The future of drones

Your average consumer drone is more of a menace than menacing -- a giant plastic mosquito your neighbor's kid can barely control that keeps getting stuck in your trees. But drone makers have been working on improving their products. The drones of the very near future (and sometimes, of right now) are so capable, it's almost scary.

Photo by: Leslie Gornstein for CNET

They'll pick you up

This Ehang drone is big for a reason: It's meant to carry a person of up to 220 pounds. It charges up in as little as two hours and boasts a flight time of more than 20 minutes.

Photo by: Leslie Gornstein for CXNET

No runway, no problem

The Ehang 184's "fail-safe" system automatically lands if any components malfunction, and can take off and land with one-click control. Oh, there's even a trunk big enough for a 10-inch backpack.

Photo by: Leslie Gornstein for CNET

They'll spy without your help

This is an Ehang Ghost Drone 2.0. It can be programmed to remember its relative position to you and then maintain that distance as you move.

But the coolest feature of this drone isn't even in this picture ...

Photo by: Joshua Goldman/CNET

They'll have VR capability

The company also plans to release a set of VR goggles with head tracking. The result: You can control the drone's camera position just by moving your head.

Photo by: Ehang

They'll think like a person

The Wingsland drone shown here will come with an optional object-avoidance module, so it can fly around things that stand in its way. It's also made of a cool carbon-fiber composite.

Photo by: Leslie Gornstein for CNET

They'll follow you onto social media

Tencent, China largest Internet service portal, recently announced a partnership with Qualcomm and drone-maker Zerotech to launch the Ying drone, a flying robot that's optimized for online sharing.

"This drone allows you to fly around, capture video and then share it directly with social media sites," Qualcomm CEO Steven Mollenkopf said earlier this year.

Photo by: Qualcomm

They'll be perfectly capable of chasing you down

The racing drone scene is an actual thing, and it's only going to get more popular in 2016. This Furious 320 from Walkera can hit a top speed of 75 mph...and record in respectable HD video while it's at it.

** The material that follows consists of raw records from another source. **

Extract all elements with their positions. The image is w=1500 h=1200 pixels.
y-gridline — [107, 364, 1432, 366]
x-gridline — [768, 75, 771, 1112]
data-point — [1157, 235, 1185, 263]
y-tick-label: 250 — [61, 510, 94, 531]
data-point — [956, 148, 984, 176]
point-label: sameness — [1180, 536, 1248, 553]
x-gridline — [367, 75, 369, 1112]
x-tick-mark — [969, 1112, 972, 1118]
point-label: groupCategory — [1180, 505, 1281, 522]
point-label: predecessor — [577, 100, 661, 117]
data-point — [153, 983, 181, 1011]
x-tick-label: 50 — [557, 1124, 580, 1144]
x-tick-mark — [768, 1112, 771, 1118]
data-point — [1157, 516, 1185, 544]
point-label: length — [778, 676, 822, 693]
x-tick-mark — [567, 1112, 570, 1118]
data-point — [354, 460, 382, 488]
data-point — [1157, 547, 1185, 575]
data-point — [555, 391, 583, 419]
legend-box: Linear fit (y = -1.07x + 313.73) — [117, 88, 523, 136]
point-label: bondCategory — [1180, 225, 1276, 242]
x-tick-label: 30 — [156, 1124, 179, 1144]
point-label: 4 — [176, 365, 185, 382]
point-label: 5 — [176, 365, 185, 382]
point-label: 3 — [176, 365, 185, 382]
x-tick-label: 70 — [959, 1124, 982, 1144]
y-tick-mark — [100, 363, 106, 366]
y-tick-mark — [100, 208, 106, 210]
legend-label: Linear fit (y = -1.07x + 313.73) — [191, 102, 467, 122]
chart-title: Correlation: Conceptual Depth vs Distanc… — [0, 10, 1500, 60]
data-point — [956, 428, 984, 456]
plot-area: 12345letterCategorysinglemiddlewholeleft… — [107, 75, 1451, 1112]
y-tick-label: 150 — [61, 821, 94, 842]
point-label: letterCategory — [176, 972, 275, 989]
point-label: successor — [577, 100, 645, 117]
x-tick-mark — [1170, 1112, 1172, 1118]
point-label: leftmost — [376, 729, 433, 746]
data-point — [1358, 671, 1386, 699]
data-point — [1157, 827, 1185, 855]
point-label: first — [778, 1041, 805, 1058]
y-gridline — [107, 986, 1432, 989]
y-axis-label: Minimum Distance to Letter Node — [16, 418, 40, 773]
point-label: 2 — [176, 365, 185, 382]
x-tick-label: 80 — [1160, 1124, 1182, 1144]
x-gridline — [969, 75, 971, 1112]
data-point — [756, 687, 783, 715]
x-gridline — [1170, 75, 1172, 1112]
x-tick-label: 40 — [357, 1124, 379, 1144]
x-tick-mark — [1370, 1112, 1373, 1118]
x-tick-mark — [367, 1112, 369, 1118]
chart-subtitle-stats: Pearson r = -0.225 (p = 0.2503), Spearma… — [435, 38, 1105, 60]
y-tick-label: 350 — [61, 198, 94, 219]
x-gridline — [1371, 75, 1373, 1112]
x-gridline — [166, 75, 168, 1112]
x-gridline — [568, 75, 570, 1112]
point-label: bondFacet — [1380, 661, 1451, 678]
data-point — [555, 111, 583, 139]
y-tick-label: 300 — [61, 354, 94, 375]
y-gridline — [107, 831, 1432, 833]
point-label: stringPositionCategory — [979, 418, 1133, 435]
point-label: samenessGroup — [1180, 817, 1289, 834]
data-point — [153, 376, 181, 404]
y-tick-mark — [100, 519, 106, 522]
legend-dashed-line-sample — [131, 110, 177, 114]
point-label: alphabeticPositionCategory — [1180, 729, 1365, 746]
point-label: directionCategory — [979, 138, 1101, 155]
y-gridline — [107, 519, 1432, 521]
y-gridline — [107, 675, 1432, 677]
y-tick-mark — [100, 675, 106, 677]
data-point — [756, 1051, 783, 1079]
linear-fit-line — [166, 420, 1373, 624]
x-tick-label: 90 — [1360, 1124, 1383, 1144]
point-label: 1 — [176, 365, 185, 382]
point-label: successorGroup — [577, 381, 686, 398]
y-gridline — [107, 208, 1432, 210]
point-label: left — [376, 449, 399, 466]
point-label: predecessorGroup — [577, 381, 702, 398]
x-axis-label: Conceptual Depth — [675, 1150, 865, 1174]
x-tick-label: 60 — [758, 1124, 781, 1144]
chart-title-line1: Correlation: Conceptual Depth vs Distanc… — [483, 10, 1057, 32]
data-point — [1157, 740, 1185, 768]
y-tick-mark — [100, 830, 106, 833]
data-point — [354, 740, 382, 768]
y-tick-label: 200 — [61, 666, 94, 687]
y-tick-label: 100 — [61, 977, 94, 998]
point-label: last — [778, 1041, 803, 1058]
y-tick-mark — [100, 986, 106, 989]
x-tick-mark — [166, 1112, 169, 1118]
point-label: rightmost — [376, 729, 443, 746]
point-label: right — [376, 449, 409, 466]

Photo by: Leslie Gornstein for CNET

They won't even look like drones anymore

The Belgian-designed Fleye doesn't boast a mind-blowing flight time -- 10 minutes, maybe -- but what it lacks in endurance it makes up for in safety. Its round shape and gridded cage are designed to reduce risk of personal injury. The makers of Fleye call their invention "the world's safest drone."

Photo by: Leslie Gornstein for CNET

They'll see your pores

Sure, 1080p is really nice-looking. But you know what's four times as nice? 4K. And that's what an increasing number of drones are delivering, albeit at a steep, pro-level price.

Photo by: Leslie Gornstein for CNET

They'll maraud on the high seas

Air drones are so 2015. Think freshwater drones, like this SeaWolf, which can house a GoPro via a front mount. The newest version of the SeaWolf has a waterproof controller built to be used with one hand.

Photo by: Leslie Gornstein for CNET

They'll be harder to lose

This is the Walkera H5 LTE, which has both cellular and GPS capability. You couldn't lose it if you tried.

Photo by: Leslie Gornstein for CNET

They'll know where you are

With GPS capability, a drone can track the location of a person who is, say, trying to run away from a new robot overlord.

Photo by: Leslie Gornstein for CNET

They'll fly much longer

Flight times are a huge challenge for drone makers; it's no fun setting up a flight only to have your drone crash 10 minutes later. But! This is a Walkera hexacopter that can fly for more than an hour, thanks to a GenSmart methanol motor that charges the battery as it flies.

Photo by: Leslie Gornstein for CNET

They'll be besties with your cell phone

Many drones come with companion controllers, but increasingly drones, such as this Ehang Ghostdrone, work with an app designed for everyday smartphones.